If you survive all those problems, there's always the trading cash sitting in your account. The more that's there, the more you aren't earning interest on. Your cash cost is rising.

After that, there are the trading decisions you make. Not always perfect, are they? That's inevitable. But they reduce your take from the market's level -- when you could make the decision to simply own the market.

How about your operating costs? The Internet has lowered the price of fancy software and the prices of computing power and dataflow are falling rapidly, but there's still the cost of office overhead. Active traders usually scale up their overhead rather than keep it at the essentials. It's a burden in either form.

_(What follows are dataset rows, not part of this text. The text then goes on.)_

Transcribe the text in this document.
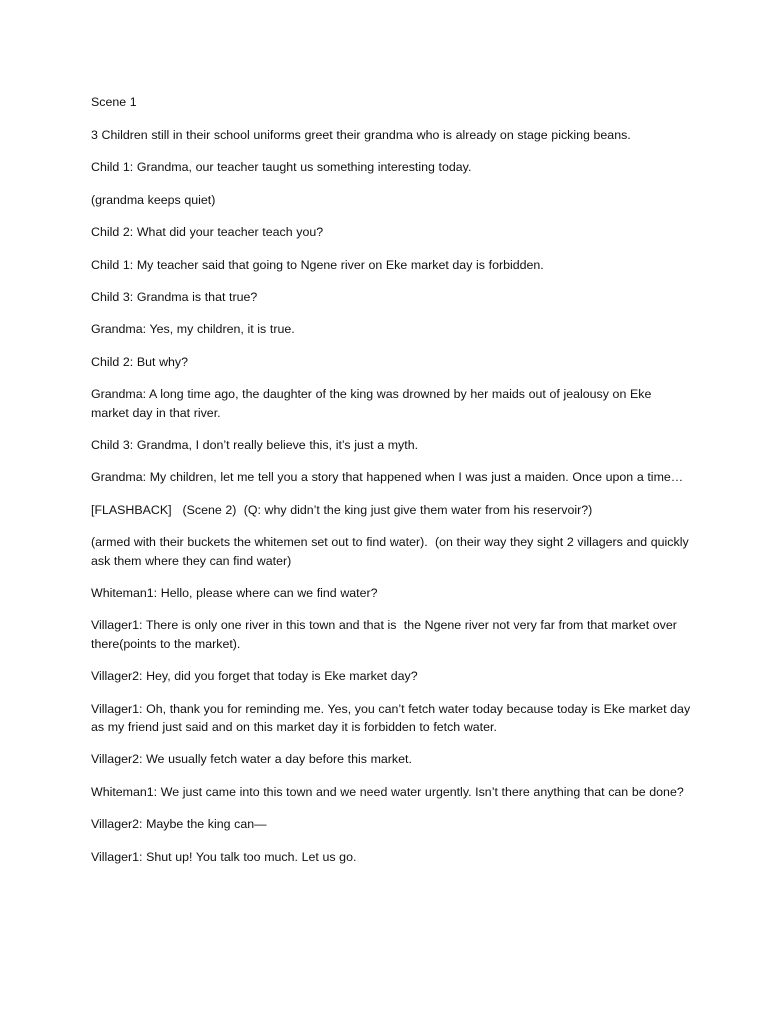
Scene 1

3 Children still in their school uniforms greet their grandma who is already on stage picking beans.

Child 1: Grandma, our teacher taught us something interesting today.

(grandma keeps quiet)

Child 2: What did your teacher teach you?

Child 1: My teacher said that going to Ngene river on Eke market day is forbidden.

Child 3: Grandma is that true?

Grandma: Yes, my children, it is true.

Child 2: But why?

Grandma: A long time ago, the daughter of the king was drowned by her maids out of jealousy on Eke market day in that river.

Child 3: Grandma, I don’t really believe this, it’s just a myth.

Grandma: My children, let me tell you a story that happened when I was just a maiden. Once upon a time…

[FLASHBACK]   (Scene 2)  (Q: why didn’t the king just give them water from his reservoir?)

(armed with their buckets the whitemen set out to find water).  (on their way they sight 2 villagers and quickly ask them where they can find water)

Whiteman1: Hello, please where can we find water?

Villager1: There is only one river in this town and that is  the Ngene river not very far from that market over there(points to the market).

Villager2: Hey, did you forget that today is Eke market day?

Villager1: Oh, thank you for reminding me. Yes, you can’t fetch water today because today is Eke market day as my friend just said and on this market day it is forbidden to fetch water.

Villager2: We usually fetch water a day before this market.

Whiteman1: We just came into this town and we need water urgently. Isn’t there anything that can be done?

Villager2: Maybe the king can—

Villager1: Shut up! You talk too much. Let us go.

Finally, there are tax costs. Assuming you do make a profit, the government wants a chunk of it. Of course, Uncle Sam doesn't want a share of the losses. So, after you get past all the other hurdles, your invaluable trading capital gets debited by an unavoidable hit -- as much as 50% in some states and cities.

My point? Traders are too focused on the ins and outs of what they are watching instead of assembling all the alternatives and working through what would be the best operating conditions. Plus, once they settle into a routine, they rarely rethink all these aspects to trading. That can prove a costly, even fatal, mistake.